4. Davacı vekili temyiz dilekçesinde davalı İdare aleyhine açılan bir kısım davalarda muvazaalı ilişkinin tespit edildiğini belirtmiştir. Dairemizin 30.09.2014 Tarih, 2014/26696 Esas, 2014/28669 sayılı ilâmında davalı İdare ile dava dışı Marka Özel Sağlık En. Ür. Gay. D. K. İ. T. T. H. GS. M. T. M. S. V. T. Ltd. Şti. arasındaki ilişkinin muvazaalı olduğuna karar verildiği ve işbu davada davacının da aynı unvanlı işyerinde 02.01.2013-28.02.2013 tarihleri arasında çalıştmasının bulunduğu anlaşılmaktadır. Bu durumda davacının söz konusu çalışmasının kesinleşmiş Mahkeme kararı ile muvazaalı olduğu tespit edilen ihale sözleşmesi kapsamında olup olmadığı da tespit edilerek sonuca gidilmelidir. Aynı şekilde davalı İdare ile davacının çalışmasının bulunduğu anlaşılan dava dışı diğer alt işverenler arasındaki ilişkinin muvazaalı olduğuna ilişkin kesinleşmiş Mahkeme kararı olup olmadığı da araştırılmalıdır. Bu kapsamda davalı İdare ile dava dışı alt işverenler arasındaki ilişkinin kanuna uygun şekilde kurulup kurulmadığı ve muvazaalı olup olmadığı hususunda yapılan araştırma yeterli olmayıp bozmayı gerektirmiştir.
5. Diğer taraftan vermiş olduğu bir hüküm Yargıtay tarafından bozulan ve Yargıtayın bu bozma kararına gerek iradi ve gerekse kanuni şekilde uymuş olan Mahkeme, bozma kararı doğrultusunda inceleme yapmak ve hüküm kurmak zorundadır. Bozma ilâmına uyulduğunda, bozma kararı lehine olan taraf için usuli kazanılmış hak oluşturduğundan, mahkemece bozma gereklerinin yerine getirilerek karar verilmesi zorunludur.

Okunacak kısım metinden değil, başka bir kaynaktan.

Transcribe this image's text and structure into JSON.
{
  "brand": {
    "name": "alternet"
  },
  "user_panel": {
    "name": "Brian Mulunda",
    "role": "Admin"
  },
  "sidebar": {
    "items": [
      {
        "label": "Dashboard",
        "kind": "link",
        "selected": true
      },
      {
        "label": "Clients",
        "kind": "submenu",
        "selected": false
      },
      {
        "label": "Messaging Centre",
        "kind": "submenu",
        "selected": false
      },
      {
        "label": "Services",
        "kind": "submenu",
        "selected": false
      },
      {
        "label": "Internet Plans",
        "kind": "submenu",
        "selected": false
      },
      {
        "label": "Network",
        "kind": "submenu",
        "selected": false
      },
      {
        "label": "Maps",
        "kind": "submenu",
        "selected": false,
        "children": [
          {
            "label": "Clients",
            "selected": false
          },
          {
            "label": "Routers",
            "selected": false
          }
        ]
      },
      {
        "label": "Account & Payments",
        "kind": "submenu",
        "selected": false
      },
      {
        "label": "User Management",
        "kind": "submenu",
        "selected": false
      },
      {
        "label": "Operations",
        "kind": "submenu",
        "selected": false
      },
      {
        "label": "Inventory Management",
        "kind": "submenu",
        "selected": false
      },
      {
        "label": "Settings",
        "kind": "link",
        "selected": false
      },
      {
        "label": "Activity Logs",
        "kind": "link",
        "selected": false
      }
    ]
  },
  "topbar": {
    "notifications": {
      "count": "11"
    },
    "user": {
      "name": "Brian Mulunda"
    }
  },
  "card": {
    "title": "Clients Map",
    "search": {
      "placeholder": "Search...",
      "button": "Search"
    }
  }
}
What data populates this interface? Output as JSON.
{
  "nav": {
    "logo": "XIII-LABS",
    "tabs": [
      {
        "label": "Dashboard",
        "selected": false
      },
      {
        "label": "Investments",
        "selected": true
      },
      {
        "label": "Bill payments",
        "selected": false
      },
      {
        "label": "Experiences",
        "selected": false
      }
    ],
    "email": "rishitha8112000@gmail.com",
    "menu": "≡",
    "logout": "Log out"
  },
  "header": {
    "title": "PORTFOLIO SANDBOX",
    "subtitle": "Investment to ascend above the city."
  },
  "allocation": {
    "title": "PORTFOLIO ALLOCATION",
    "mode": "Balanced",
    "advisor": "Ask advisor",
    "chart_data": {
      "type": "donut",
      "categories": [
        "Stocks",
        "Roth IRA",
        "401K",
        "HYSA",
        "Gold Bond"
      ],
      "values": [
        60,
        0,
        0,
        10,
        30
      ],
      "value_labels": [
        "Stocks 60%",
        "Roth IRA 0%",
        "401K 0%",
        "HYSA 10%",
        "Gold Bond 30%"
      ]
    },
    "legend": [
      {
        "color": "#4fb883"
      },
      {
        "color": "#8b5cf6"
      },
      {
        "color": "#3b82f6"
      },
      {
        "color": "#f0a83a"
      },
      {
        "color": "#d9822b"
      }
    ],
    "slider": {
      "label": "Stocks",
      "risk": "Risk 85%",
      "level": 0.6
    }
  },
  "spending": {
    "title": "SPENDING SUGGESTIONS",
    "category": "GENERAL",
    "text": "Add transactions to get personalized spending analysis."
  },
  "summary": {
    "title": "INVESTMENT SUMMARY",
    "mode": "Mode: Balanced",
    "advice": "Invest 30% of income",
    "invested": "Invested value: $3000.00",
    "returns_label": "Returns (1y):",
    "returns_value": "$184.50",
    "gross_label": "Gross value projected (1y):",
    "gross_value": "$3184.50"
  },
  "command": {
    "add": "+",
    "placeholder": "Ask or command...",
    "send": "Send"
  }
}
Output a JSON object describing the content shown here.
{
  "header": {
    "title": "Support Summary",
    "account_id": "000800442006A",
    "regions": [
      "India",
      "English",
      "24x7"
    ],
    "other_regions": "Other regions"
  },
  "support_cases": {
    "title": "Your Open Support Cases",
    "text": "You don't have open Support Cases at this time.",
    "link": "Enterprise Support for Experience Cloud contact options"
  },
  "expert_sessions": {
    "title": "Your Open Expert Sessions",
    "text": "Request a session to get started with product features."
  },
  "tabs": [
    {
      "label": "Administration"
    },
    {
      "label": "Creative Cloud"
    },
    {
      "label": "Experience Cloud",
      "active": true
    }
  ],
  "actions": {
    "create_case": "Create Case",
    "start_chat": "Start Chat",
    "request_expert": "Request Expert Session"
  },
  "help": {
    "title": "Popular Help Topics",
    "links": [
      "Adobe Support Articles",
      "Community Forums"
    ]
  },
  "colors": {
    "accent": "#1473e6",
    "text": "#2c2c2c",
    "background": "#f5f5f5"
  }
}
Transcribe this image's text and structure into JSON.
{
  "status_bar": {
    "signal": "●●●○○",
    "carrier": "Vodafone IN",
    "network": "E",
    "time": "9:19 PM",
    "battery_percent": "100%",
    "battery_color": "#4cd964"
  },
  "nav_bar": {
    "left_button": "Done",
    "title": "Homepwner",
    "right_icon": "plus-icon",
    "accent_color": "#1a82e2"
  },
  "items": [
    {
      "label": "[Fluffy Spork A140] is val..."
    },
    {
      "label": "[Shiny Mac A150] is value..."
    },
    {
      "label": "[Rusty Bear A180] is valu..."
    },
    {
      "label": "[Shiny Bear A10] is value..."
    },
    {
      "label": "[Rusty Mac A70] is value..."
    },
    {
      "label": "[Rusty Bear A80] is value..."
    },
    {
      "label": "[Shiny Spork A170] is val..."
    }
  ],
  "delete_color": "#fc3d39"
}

6. Bozma öncesinde davacının hizmet süresinin 21.03.2011-31.12.2014 tarihleri arasında kesintisiz olarak 3 yıl 9 ay 10 gün olarak kabul edilmesine ve bu yönde bir bozma olmamasına rağmen bozma sonrası kesintili olarak 2 yıl 7 ay 10 gün şeklinde kabul edilip hesaplama yapılması davacı yararına oluşan usuli kazanılmış hak ilkesine aykırılık oluşturmaktadır.
7. Ayrıca Mahkemece hükme esas alınan 15.11.2022 tarihli bilirkişi ek-2 raporunda ıslah zamanaşımına göre yapılan hesaplamada fazla çalışma, hafta tatili ile ulusal bayram ve genel tatil ücreti yönünden ıslah zamanaşımından etkilenmeyen dava dilekçesindeki miktarların dikkate alınmaması da hatalıdır.
VII. KARAR
Açıklanan sebeplerle;
A. Davalı Temyizi Yönünden
Davalı vekilinin temyiz dilekçesinin miktardan REDDİNE,
B. Davacı Temyizi Yönünden
Temyiz olunan İlk Derece Mahkemesi kararının BOZULMASINA,
Peşin alınan temyiz karar harcının istek hâlinde davacı tarafa iadesine,
Dosyanın kararı veren İlk Derece Mahkemesine gönderilmesine,
08.10.2024 tarihinde oy birliğiyle karar verildi.